O que poderia ter sido



Alzira me contou como o havia conhecido e lembrava bem como foi. Era um homem atraente. Avistara-o de longe, conversando animado em uma roda de amigos.  Naquela confluência de ruas no bairro de Jaraguá, nas imediações do Bar da Zefinha, acontecia o lançamento de um livro. Tinham ido para o mesmo evento. A memória a enganava?  Não. Os olhares se cruzaram. Lembrava bem que tendo passado pertinho dele e estando a alguns passos adiante, ouvi-o perguntar a alguém ‘quem é essa?’. Faz muito tempo. Muitos anos. Nem posso dizer que o conheci, Violeta. Eu o vi. Conhecia só de ouvir falar. Um homem tão festejado, não era para menos.

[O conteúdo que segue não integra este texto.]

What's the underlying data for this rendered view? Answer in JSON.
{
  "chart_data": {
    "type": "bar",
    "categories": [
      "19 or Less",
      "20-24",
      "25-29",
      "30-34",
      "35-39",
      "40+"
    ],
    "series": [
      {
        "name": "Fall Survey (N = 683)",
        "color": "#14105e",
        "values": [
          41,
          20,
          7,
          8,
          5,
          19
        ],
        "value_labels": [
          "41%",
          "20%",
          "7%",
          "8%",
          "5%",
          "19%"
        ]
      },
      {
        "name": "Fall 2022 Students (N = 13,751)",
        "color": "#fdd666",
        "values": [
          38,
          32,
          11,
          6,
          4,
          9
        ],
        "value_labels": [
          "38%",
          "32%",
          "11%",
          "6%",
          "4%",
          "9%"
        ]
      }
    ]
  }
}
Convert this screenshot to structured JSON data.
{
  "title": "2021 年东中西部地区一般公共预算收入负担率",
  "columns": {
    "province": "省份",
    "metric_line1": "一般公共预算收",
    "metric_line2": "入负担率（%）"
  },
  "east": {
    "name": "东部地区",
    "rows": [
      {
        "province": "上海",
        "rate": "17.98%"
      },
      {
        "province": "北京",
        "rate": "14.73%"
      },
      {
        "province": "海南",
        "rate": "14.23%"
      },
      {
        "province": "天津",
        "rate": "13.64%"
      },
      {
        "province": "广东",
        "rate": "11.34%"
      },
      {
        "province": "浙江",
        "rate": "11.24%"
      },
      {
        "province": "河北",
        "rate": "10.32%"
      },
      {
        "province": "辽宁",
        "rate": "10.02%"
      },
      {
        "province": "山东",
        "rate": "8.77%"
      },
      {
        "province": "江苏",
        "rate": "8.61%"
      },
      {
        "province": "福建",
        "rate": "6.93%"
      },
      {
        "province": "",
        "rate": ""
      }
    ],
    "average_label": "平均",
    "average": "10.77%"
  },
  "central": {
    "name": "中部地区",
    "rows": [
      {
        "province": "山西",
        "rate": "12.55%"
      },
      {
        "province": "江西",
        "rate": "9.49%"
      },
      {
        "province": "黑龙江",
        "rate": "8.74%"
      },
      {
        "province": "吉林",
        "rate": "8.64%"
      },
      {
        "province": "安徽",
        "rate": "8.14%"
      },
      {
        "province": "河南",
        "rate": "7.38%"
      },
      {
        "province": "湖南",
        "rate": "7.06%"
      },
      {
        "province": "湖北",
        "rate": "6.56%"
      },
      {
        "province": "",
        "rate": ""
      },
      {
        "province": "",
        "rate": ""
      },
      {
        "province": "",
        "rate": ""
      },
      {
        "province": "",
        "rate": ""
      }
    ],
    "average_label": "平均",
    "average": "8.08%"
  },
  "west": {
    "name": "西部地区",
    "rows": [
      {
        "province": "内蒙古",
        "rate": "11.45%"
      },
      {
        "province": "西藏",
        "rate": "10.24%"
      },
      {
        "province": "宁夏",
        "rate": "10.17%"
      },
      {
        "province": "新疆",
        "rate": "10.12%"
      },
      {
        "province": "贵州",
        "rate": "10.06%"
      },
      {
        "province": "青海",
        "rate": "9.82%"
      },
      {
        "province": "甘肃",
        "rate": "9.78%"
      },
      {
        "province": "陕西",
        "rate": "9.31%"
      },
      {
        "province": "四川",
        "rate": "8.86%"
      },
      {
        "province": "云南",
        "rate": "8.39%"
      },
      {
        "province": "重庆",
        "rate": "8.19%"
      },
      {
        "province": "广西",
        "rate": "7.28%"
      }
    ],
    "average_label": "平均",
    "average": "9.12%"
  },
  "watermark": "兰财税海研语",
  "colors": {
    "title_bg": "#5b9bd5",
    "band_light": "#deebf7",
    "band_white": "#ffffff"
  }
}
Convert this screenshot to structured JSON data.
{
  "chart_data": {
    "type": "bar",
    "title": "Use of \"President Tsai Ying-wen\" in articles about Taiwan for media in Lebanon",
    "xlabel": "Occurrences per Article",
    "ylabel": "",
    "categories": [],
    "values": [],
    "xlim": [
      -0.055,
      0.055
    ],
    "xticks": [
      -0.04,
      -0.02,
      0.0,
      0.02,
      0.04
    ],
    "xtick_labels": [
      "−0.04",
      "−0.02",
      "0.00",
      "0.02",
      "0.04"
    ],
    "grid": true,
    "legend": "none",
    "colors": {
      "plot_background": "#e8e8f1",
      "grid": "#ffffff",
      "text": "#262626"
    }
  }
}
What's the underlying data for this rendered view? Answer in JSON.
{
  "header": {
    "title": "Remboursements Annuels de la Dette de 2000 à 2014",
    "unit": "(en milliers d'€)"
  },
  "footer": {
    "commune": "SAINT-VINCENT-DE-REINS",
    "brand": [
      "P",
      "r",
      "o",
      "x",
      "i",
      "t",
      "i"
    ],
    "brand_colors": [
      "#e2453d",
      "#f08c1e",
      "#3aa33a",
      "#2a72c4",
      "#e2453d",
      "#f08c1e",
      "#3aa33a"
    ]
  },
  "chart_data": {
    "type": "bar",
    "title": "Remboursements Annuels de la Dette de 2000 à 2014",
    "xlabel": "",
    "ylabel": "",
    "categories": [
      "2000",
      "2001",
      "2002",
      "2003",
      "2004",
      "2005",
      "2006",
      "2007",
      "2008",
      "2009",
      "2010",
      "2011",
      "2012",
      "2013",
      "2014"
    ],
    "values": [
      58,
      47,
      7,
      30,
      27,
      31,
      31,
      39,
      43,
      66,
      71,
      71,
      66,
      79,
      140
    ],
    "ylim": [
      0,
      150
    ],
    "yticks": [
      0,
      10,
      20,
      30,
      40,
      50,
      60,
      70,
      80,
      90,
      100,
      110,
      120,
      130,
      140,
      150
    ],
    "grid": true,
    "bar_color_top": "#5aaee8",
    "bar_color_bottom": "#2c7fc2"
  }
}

Quando penso naquele dia, a minha vida desdobra até não poder mais. Fico imaginando que outro futuro teria saído daquela noite. Uma intercorrência que poderia ter mudado o meu percurso no mundo, ou então, descarte-se tudo, a ver que tudo não passa de hipotética ilusão. Vem daquilo de a pessoa achar que a vida que tem ainda é pouco. Um excesso de absurdas e hilárias conjecturas. Mas, não deixa de ser coisa de um instante influenciando o presente. É a este hoje, que atribuo o como poderia ter sido. Um festejar de dezenas, dúzias de caras novas, ambientes outros, outros caminhos, afetos, quem sabe, mais apurados, mais correspondidos, mais profundos. Uma vida dentro de outra, talvez menos prosaica, com outras possibilidades. O que teria sido de mim e onde eu estaria agora?

Penso até cansar e esgotar uma suposta felicidade, inventada, bem certinha e diferente da que reconheço como minha. Então a imaginação encurta, fica sem endeusamentos, mirradinha, acanhada. Apago o sonho doido de desejar o que nem sei o que seja e desfaço a tenda. Ô coisa tola é perder tempo com pensamento inútil. Nem vai, nem vem.  Quero outra vida nada. Quero essa mesma que eu conheço. Com os meus deus nos acuda, com meus aperreios. Esse viver de prontidão. Tem mistério não. O que me falta aqui, me sobra acolá. Vivo de compensações, com a mesinha da cabeceira, cheia de livros me iluminando as ideias e um abajur, para apagar no final da leitura, quando o sono chega. Muitas vezes aplaudo o previsível. Dá menos trabalho e a gente não tem que se arriscar. Isso é isso. Aquilo é aquilo. E então?

Mas, só para me atentar, não me sai da cabeça, mulher, que àquele dia em Jaraguá, qualquer coisa esteve a um passo de ser costura. Tinha linha e agulha, mas faltou bastidor, uns seis passos de aproximação, um chegar junto, ‘olá, tudo bem?’ Sei não, aquele converseiro todo na roda de amigos e quando se vê, distrai-se, já não se vê quem passou. Esses encontros, não sei, são coisas de risco, faíscam. Uma alfinetada tão intensa que dói e depois fica latente à lembrança da dor. Ou será que ele perguntou quem eu era só por curiosidade, sem interesse nenhum, hein Violeta? Faltou aquela coisa de fazer a ocasião, circunstância, um alinhavo que fosse, para dar um sinal de intenção. 

Quer saber o que eu acho? Isso está parecendo aquela coisa da agulha atravessar o pano, mas na ponta da linha não ter um nó. Entra por um lado e sai pelo outro. O gesto perde o propósito. E sabe-se lá porque a gente se esquece de dar? Vai ver que o que faltou foi amarração, Alzira.